5. Das Festmahl (Abgestorbene Haut)
Warum sind sie in Ihrem Bett? Weil dort das Essen ist. Wir verlieren etwa 1,5 Gramm Haut pro Tag – genug, um eine Million Hausstaubmilben zu ernähren. Hier ist eine Milbe, die ein „Abendessen“ verzehrt, das Sie zurückgelassen haben.

6. Die tiefe Matratzenkolonie
Wenn Sie denken, dass das Staubsaugen Ihres Bettes hilft, schauen Sie sich das an. Milben bleiben nicht an der Oberfläche. Sie graben sich tief in die Schaumstoffschichten Ihrer Matratze, um dem Licht zu entkommen und Feuchtigkeit zu finden. Ein Staubsauger reinigt nur den obersten Millimeter; die Kolonie ist mehrere Zentimeter tief.

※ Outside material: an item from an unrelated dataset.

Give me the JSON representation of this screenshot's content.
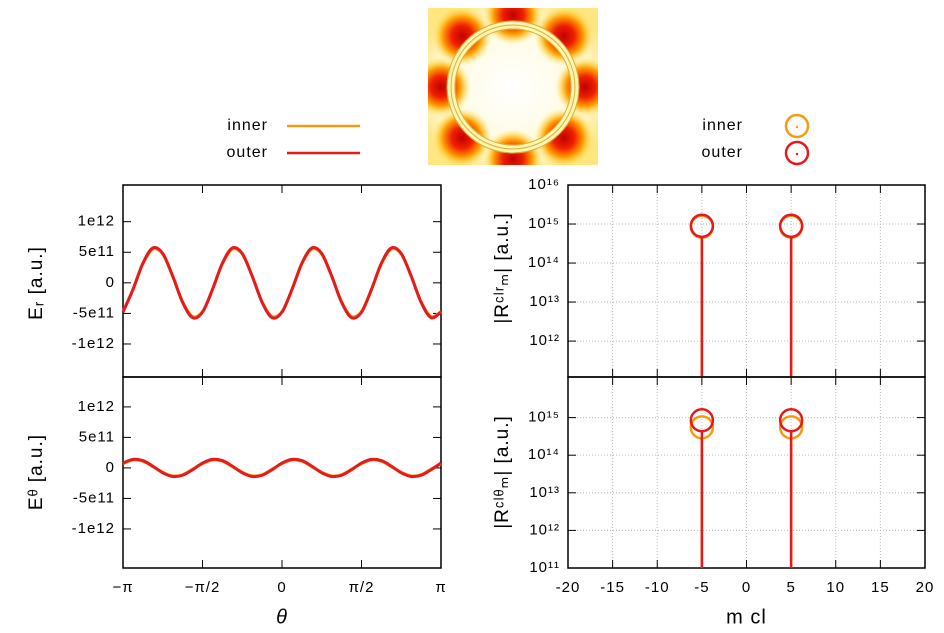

Exponat C: Die Armee (Fortpflanzung)
Eine weibliche Hausstaubmilbe legt in ihrem kurzen Leben bis zu 100 Eier. Deshalb explodieren die Populationen so schnell.
7. Die Eieransammlung
Hausstaubmilbeneier sind mit einer klebrigen Substanz überzogen, die sie an Ihre Matratzenfasern klebt. Dies verhindert, dass sie abgeschüttelt oder leicht abgesaugt werden können.

8. Das Kinderzimmer (Larven)
Wenn sie schlüpfen, sind sie nicht vollständig ausgebildet. Dieses Bild zeigt eine sechsbeinige „Larve“ (Baby) neben einem achtbeinigen Erwachsenen. Sie wachsen schnell, häuten sich mehrmals – und diese abgestoßene Haut trägt zum Staub in Ihrem Zimmer bei.

9. Das Paar
Wenn Ihr Zimmer warm und feucht ist (über 50% Luftfeuchtigkeit), vermehren sie sich ständig. Dieses Bild zeigt ein Paar bei der Paarung, eine Erinnerung daran, dass die Kolonie ständig wächst, wenn Sie nicht eingreifen.

10. Der „Geist“ (abgestoßene Haut)
Wenn die Larven zu Erwachsenen heranwachsen, müssen sie ihre harten Außenschalen abwerfen – ein Prozess, der Häutung genannt wird. Dies tun sie mehrmals während ihres Lebenszyklus. Dieses Bild zeigt ein weggeworfenes Exoskelett. Diese leeren „Geister“-Schalen sind leicht und werden leicht zu luftgetragenem Staub, den Sie im Schlaf einatmen.

Exponat D: Die Abwehr
Warum sind sie so schwer loszuwerden?
11. Der Griff (Ansicht von unten)
Dies ist das frustrierendste Bild für jeden, der versucht, seine eigene Matratze zu reinigen. Schauen Sie sich die Beine an. Jedes Bein ist mit einem Saugnapf (Empodium) und Haken ausgestattet. Sie haken sich wie Klettverschluss an Fasern fest.